En enero del año pasado, un superior del Departamento de Rescate 1 de la División de Escuadrón de Emergencia en el distrito de La Victoria en Lima llevó a uno de los suboficiales a su cargo hasta los dormitorios de dicha dependencia. Luego de retirarse y dejar al suboficial en uno de los cuartos, un grupo de aproximadamente 10 suboficiales —incluyendo un compañero de promoción del suboficial en mención— ingreso al dormitorio gritando en unisonó que lo iban a violar. Con toallas, frazadas, una tabla y mediante golpes, forcejeos y cogoteos redujeron a su compañero y procedieron a ultrajarlo. Antes de finalmente librarse y huir de aquella habitación, el suboficial pudo notar que los perpetradores habían grabado el ataque con un celular.
Desde que se dio a conocer este abominable acto mediante un reportaje dominical, diversas autoridades políticas, del sector Interior y de la Policía Nacional del Perú han denunciado el hecho, pero solo se han referido al mismo como “un exceso más grave” o “practicas absurdas” (ver comentarios de congresista Alfredo Azurin), “una inconducta” (ver comentarios de Cluber Aliaga, exministro del Interior) y “una tradición policial” (según uno de los perpetradores en un audio que logro grabar el suboficial luego del ataque).
En el país donde se nos hace imposible llamar las cosas por su nombre, los delitos más execrables se convierten en “excesos” e “inconductas” y, si se cometen con un uniforme, los eufemismos se vuelven más leves aún.
Este atroz incidente no es una simple «tradición» o «inconducta», sino un crimen grave que revela problemas sistémicos profundos en la cultura institucional de la Policía Nacional del Perú.

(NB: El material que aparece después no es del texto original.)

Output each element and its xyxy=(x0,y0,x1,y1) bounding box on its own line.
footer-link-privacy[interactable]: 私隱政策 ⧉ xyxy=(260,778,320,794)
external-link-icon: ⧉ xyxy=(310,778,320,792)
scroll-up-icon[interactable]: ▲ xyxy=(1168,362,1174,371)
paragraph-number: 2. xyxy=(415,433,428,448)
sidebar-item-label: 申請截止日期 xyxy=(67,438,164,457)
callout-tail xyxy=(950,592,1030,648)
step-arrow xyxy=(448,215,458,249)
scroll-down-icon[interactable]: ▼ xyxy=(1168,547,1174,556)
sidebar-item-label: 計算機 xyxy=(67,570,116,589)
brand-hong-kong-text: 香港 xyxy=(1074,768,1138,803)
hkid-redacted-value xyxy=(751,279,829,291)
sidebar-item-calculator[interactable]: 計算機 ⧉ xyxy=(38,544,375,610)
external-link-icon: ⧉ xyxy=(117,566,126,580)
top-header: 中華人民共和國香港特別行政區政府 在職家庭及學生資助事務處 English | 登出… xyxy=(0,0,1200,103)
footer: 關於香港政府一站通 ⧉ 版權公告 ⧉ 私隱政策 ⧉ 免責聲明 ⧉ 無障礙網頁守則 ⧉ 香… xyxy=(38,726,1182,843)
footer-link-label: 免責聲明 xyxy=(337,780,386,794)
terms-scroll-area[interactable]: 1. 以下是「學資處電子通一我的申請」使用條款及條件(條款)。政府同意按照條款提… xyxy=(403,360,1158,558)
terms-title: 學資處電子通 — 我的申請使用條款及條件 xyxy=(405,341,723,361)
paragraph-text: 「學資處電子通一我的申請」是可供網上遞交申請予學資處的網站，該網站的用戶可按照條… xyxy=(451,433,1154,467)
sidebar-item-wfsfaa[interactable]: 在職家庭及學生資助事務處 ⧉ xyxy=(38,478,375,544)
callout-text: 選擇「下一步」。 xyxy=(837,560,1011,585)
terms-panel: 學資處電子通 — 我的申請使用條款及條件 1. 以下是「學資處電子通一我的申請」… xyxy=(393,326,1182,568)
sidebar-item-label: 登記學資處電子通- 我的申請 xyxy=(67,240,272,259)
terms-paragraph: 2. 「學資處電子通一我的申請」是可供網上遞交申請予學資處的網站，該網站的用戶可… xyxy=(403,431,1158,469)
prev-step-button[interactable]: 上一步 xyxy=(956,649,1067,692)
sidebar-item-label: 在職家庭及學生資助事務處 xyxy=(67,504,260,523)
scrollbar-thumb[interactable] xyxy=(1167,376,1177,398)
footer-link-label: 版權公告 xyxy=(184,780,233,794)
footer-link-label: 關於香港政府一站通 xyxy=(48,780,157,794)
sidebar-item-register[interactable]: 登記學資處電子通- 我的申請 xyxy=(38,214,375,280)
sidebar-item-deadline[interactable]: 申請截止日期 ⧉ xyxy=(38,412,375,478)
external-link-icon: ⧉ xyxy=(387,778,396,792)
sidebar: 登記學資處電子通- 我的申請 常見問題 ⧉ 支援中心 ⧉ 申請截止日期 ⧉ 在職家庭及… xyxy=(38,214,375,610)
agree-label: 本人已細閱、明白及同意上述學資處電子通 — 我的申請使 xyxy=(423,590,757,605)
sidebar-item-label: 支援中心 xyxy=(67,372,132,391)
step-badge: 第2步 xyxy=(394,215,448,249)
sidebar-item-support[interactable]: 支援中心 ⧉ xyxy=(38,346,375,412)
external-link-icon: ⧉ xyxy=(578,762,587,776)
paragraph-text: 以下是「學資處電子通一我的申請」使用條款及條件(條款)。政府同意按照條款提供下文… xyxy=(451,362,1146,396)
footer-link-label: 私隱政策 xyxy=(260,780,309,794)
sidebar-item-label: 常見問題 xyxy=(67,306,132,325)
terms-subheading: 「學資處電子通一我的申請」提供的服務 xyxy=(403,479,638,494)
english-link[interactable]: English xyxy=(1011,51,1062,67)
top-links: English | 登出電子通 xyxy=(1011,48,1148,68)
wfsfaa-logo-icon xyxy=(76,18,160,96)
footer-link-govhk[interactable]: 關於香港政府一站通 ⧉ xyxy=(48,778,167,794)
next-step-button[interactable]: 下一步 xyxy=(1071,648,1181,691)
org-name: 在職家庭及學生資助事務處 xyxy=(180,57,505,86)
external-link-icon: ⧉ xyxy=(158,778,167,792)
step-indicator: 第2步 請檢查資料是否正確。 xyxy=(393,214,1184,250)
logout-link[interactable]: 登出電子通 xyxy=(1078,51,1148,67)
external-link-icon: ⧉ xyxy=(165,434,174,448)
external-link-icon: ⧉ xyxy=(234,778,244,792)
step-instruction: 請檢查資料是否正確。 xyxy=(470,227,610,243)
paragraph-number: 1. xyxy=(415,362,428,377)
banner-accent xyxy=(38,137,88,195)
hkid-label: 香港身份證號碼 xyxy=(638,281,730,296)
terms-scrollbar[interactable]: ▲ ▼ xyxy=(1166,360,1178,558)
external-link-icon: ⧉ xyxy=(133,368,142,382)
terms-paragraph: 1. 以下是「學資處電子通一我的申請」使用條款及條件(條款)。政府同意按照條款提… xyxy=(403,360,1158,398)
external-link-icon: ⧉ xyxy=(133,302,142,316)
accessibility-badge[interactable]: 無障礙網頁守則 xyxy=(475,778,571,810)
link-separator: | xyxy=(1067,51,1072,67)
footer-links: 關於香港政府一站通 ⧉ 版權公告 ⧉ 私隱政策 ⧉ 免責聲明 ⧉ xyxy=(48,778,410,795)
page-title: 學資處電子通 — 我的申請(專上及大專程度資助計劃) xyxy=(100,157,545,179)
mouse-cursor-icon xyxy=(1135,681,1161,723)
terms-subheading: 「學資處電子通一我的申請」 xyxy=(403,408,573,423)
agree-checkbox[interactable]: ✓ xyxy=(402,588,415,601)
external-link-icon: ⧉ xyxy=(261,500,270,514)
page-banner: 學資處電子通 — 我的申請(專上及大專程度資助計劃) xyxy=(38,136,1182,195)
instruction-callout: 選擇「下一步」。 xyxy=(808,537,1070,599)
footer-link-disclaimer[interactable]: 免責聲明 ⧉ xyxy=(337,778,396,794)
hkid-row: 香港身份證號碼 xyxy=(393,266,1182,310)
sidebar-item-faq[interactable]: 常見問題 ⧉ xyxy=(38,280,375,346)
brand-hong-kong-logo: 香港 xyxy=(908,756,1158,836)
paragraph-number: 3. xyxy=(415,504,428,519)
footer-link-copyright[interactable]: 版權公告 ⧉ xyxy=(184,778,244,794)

La violencia sexual, el abuso de poder y la violación de derechos humanos no pueden ser tolerados bajo ninguna circunstancia, menos aún dentro de una institución encargada de proteger a la ciudadanía. Es imperativo que las autoridades tomen medidas contundentes: una investigación exhaustiva e independiente, el procesamiento penal de todos los involucrados, protección integral para la víctima, y una reforma profunda de las prácticas y cultura policial. Solo a través de acciones decididas y transparentes se podrá comenzar a restaurar la confianza pública en una institución tan fundamental —pero también hay que decirlo también, tan venida a menos— para la sociedad.